Philosophie de l’odorat

14.07.2017
Portrait de Eleonora Tommasi par Silvestro Lega (1826-1895), (CRÉDITLEEMAGE - AFP)

Portrait de Eleonora Tommasi par Silvestro Lega (1826-1895), (CRÉDITLEEMAGE - AFP)

Philosophie de l’odorat, par Chantal Jaquet

La philosophie s’est peu penchée sur l’odorat. L’objectif est donc de réhabiliter ce sens négligé et d’en faire un objet de réflexion à part entière. Cette entreprise implique d’écarter les idées préconçues selon lesquelles l’odorat serait un sens faible, primitif et bestial, marqué par son caractère incommode, sale ou immoral. L’examen de la sensibilité olfactive révèle le rôle décisif des odeurs dans la constitution de la mémoire et de l’affectivité ainsi que dans la construction de l’identité et de l’altérité. Sentir l’autre ou être senti par lui, c’est toujours pénétrer dans une intimité, percevoir une essence au double sens du terme, car l’odeur, en tant qu’émanation du corps est l’extériorisation de l’espace intérieur, hors des frontières de la peau. Sentir l’autre ou ne pas pouvoir le sentir devient ainsi l’expression métaphorique d’une proximité ou d’une distance avec lui qui le place au rang d’élu ou d’exclu, selon qu’il est ou non en odeur de sainteté.

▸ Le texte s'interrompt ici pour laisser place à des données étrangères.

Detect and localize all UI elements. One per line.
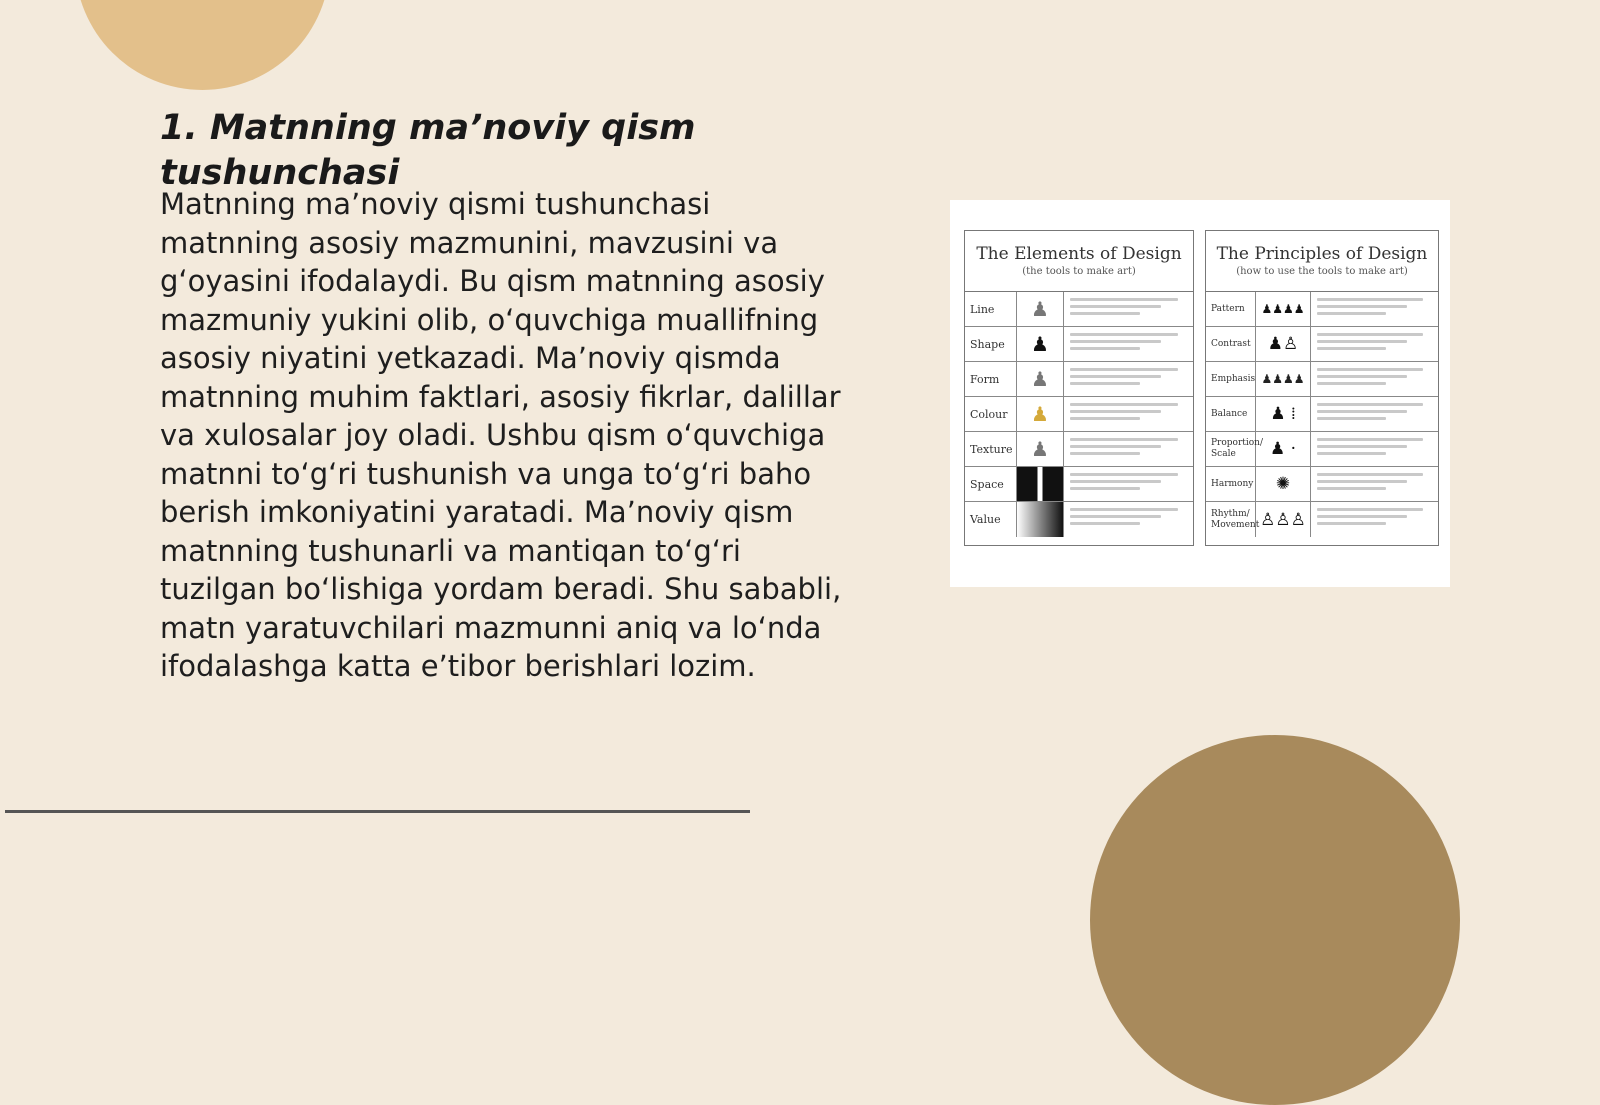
slide-title: 1. Matnning ma’noviy qism tushunchasi <box>160 108 696 193</box>
principle-row-description <box>1311 432 1438 466</box>
principles-of-design-panel <box>1205 230 1439 546</box>
element-row-label: Form <box>965 362 1017 396</box>
principle-figure-icon: ✺ <box>1256 467 1311 501</box>
element-row-description <box>1064 362 1193 396</box>
decorative-circle-top <box>75 0 330 90</box>
element-row-label: Line <box>965 292 1017 326</box>
principle-row-description <box>1311 397 1438 431</box>
element-figure-icon: ♟ <box>1017 292 1064 326</box>
principle-row <box>1206 362 1438 397</box>
principle-figure-icon: ♟ · <box>1256 432 1311 466</box>
element-row <box>965 362 1193 397</box>
decorative-circle-bottom <box>1090 735 1460 1105</box>
principle-figure-icon: ♙♙♙ <box>1256 502 1311 537</box>
principle-row <box>1206 327 1438 362</box>
elements-panel-header <box>965 231 1193 292</box>
principles-panel-title: The Principles of Design <box>1216 244 1428 264</box>
element-row-description <box>1064 292 1193 326</box>
elements-panel-title: The Elements of Design <box>976 244 1182 264</box>
elements-panel-subtitle: (the tools to make art) <box>1022 266 1136 277</box>
principle-row <box>1206 467 1438 502</box>
element-row <box>965 397 1193 432</box>
element-row-label: Shape <box>965 327 1017 361</box>
element-row-label: Colour <box>965 397 1017 431</box>
principle-row <box>1206 502 1438 537</box>
principle-row <box>1206 432 1438 467</box>
principle-row <box>1206 397 1438 432</box>
element-row-label: Space <box>965 467 1017 501</box>
principle-row-label: Balance <box>1206 397 1256 431</box>
element-row-description <box>1064 432 1193 466</box>
design-elements-principles-figure <box>950 200 1450 587</box>
principle-figure-icon: ♟♟♟♟ <box>1256 292 1311 326</box>
element-figure-icon: ♟ <box>1017 397 1064 431</box>
elements-of-design-panel <box>964 230 1194 546</box>
element-row <box>965 292 1193 327</box>
principle-row-description <box>1311 292 1438 326</box>
element-row-description <box>1064 502 1193 537</box>
principle-row-description <box>1311 362 1438 396</box>
element-row-description <box>1064 397 1193 431</box>
element-row <box>965 467 1193 502</box>
principle-row-label: Emphasis <box>1206 362 1256 396</box>
principles-panel-subtitle: (how to use the tools to make art) <box>1236 266 1408 277</box>
principle-row-label: Proportion/ Scale <box>1206 432 1256 466</box>
principle-row-description <box>1311 467 1438 501</box>
element-row <box>965 327 1193 362</box>
element-row-description <box>1064 327 1193 361</box>
element-row <box>965 432 1193 467</box>
principle-figure-icon: ♟♙ <box>1256 327 1311 361</box>
principle-row-label: Pattern <box>1206 292 1256 326</box>
principle-row-description <box>1311 327 1438 361</box>
element-figure-icon <box>1017 502 1064 537</box>
element-figure-icon: ♟ <box>1017 362 1064 396</box>
principles-panel-header <box>1206 231 1438 292</box>
element-row-description <box>1064 467 1193 501</box>
principle-row-label: Contrast <box>1206 327 1256 361</box>
principle-figure-icon: ♟ ⁞ <box>1256 397 1311 431</box>
slide-body-text: Matnning ma’noviy qismi tushunchasi matnning asosiy mazmunini, mavzusini va g‘oyasini ifodalaydi. Bu qism matnning asosiy mazmuniy yukini olib, o‘quvchiga muallifning asosiy niyatini yetkazadi. Ma’noviy qismda matnning muhim faktlari, asosiy fikrlar, dalillar va xulosalar joy oladi. Ushbu qism o‘quvchiga matnni to‘g‘ri tushunish va unga to‘g‘ri baho berish imkoniyatini yaratadi. Ma’noviy qism matnning tushunarli va mantiqan to‘g‘ri tuzilgan bo‘lishiga yordam beradi. Shu sababli, matn yaratuvchilari mazmunni aniq va lo‘nda ifodalashga katta e’tibor berishlari lozim. <box>160 187 842 683</box>
principle-row <box>1206 292 1438 327</box>
principle-row-label: Rhythm/ Movement <box>1206 502 1256 537</box>
element-figure-icon <box>1017 467 1064 501</box>
element-figure-icon: ♟ <box>1017 327 1064 361</box>
element-row-label: Texture <box>965 432 1017 466</box>
divider-line <box>5 810 750 813</box>
element-row-label: Value <box>965 502 1017 537</box>
element-figure-icon: ♟ <box>1017 432 1064 466</box>
principle-row-description <box>1311 502 1438 537</box>
principle-row-label: Harmony <box>1206 467 1256 501</box>
element-row <box>965 502 1193 537</box>
principle-figure-icon: ♟♟♟♟ <box>1256 362 1311 396</box>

L’odorat conquiert ses lettres de noblesse à travers l’art qui exprime la beauté et la puissance des fragrances. Les expressions artistiques de l’odeur dans les romans de Huysmans, Balzac ou Proust, dans la musique de Debussy et la peinture de Gauguin, attestent de la force subtile du sens olfactif. Au-delà de la parfumerie, il faut saluer les tentatives passées ou présentes de créer un pur art des odeurs, comme le Kôdô, la voie des fragrances, au Japon, qui rassemble au cours de cérémonies des esthètes humant et appréciant des compositions odorantes originales à base de bois d’encens et de boulettes aromatiques à brûler, ou comme les performances et les Installations olfactives dans l’art contemporain.

Loin d’être vouée à l’évanescence du futile et du volatil, l’odeur alimente également la spéculation philosophique, offrant des modèles de pensée dont Lucrèce, Condillac ou Nietzsche se sont inspirés pour appréhender l’invisible, l’inouï et l’insaisissable. Ces modèles olfactifs invitent tout un chacun à être philosophe nez, flairant le mensonge et subodorant la vérité.

 

Chantal Jaquet est professeur à l’Université Paris I Panthéon-Sorbonne, où elle enseigne l’histoire de la philosophie moderne.